Bella estaba hablando. Los demás escuchaban con atención. Grace tuvo la sensación de que era algo nuevo que Bella fuera el centro de atención. La psicóloga, sentada en el suelo porque no había bastantes sillas, asentía, animando a Bella a continuar. De repente Bella se levantó de la silla y se situó en el centro del círculo. Se quedó de pie, hablando, con una mano sobre la cabeza. Parecía agitada pero Grace no oía lo que decía. Dejó caer la mano y se echó a llorar. Los demás la rodearon. Grace vio que Edmund la abrazaba.

Se sintió incómoda, se puso la capucha del anorak, porque hacía mucho frío, y dio la vuelta al edificio. Llamó al timbre y esperó temblando en el umbral a que Elizabeth le abriera. Cuando se abrió la puerta de la sala de la televisión y salieron todos, estaban charlando y riendo como viejos amigos. Nadie habría dicho que Bella hubiese estado llorando. Edmund parecía preocupado. Grace dijo que no se podía quedar mucho y ellos pronto tendrían que ir a cenar al comedor. Pero él la acompañó a la parada del autobús.

—¿Buena reunión de grupo hoy? —preguntó.

No le contestó.

—La semana que viene me dejan marchar. —Parecía casi triste.

—¿Volverás a casa de Rod?

—Me ha dicho que puedo volver.

—Muy bien.

—No será fácil —confesó, y aunque no lo mencionara, ella supo que estaba pensando en el apoyo que había recibido del grupo.

—No hay motivo para que no sigas en contacto.

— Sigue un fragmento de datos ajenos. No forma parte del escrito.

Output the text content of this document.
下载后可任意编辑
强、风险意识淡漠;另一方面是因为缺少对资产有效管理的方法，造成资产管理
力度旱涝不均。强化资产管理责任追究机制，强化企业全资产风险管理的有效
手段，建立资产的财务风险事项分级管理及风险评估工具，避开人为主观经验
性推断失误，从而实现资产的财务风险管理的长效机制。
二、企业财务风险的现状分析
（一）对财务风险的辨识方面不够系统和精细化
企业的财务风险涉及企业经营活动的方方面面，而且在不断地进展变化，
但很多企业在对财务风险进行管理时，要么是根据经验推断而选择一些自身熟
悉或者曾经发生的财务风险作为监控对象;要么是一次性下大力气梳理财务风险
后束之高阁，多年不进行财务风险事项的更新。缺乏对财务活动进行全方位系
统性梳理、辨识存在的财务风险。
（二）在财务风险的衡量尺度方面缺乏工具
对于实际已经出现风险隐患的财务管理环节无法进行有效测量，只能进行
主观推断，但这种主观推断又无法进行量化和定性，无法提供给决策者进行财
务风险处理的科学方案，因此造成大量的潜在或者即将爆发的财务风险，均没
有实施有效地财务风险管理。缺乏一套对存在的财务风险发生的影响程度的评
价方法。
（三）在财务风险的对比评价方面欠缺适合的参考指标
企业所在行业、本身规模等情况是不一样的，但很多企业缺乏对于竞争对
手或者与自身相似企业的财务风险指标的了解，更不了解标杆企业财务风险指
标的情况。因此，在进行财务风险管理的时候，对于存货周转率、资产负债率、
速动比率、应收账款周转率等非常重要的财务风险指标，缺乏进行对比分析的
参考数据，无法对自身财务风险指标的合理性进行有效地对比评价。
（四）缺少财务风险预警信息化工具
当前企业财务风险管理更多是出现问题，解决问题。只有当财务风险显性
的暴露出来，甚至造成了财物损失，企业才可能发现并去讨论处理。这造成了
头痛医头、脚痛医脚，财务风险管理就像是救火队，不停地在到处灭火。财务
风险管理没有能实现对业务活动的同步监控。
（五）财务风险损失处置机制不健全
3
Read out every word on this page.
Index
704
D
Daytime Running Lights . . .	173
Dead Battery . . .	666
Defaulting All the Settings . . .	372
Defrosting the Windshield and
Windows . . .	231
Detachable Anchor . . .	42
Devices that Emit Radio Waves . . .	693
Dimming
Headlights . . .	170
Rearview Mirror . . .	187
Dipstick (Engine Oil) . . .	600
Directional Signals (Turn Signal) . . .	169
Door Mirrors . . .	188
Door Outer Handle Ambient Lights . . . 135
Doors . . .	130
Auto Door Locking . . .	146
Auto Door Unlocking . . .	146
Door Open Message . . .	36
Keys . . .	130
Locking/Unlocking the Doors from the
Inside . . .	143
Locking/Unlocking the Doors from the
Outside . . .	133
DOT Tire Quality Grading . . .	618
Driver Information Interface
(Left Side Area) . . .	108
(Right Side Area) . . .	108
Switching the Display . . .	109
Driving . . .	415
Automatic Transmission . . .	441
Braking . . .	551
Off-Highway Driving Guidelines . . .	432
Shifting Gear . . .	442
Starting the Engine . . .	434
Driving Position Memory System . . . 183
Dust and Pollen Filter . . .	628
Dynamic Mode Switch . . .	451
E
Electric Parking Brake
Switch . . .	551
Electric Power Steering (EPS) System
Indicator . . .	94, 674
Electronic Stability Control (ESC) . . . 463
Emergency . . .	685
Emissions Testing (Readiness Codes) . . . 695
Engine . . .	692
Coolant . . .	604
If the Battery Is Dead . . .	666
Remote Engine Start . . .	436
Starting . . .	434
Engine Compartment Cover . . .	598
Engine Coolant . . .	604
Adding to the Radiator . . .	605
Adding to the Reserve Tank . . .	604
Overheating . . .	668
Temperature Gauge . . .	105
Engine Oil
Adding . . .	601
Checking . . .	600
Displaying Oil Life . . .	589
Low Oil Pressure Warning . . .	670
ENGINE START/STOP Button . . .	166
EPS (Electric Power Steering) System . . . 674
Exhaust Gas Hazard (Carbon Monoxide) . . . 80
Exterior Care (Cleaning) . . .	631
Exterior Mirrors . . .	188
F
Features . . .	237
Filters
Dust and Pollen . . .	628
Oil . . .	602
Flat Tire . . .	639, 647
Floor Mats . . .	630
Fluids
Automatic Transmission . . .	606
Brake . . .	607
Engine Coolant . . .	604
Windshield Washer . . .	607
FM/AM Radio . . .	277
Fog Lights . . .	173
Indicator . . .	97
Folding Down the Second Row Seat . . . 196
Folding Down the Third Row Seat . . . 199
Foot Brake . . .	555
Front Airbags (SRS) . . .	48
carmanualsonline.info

—No —admitió Edmund, aliviado—, no.

Cuando Grace llegó a Laurel Close había una ambulancia en la puerta. Frank había sufrido un infarto. Los enfermeros lo sacaron en una camilla. Grace corrió entre la gente y le tocó la mano. Antes de que Maureen subiera a la ambulancia, Grace la rodeó con el brazo y las dos lloraron.

Frank murió antes de llegar al hospital. A Grace le ofrecieron otra familia de acogida, pero ella optó por el orfanato. Allí dormía en una habitación con tres camas vacías. Había mantas dobladas al pie de cada una y fundas de almohada de rayas.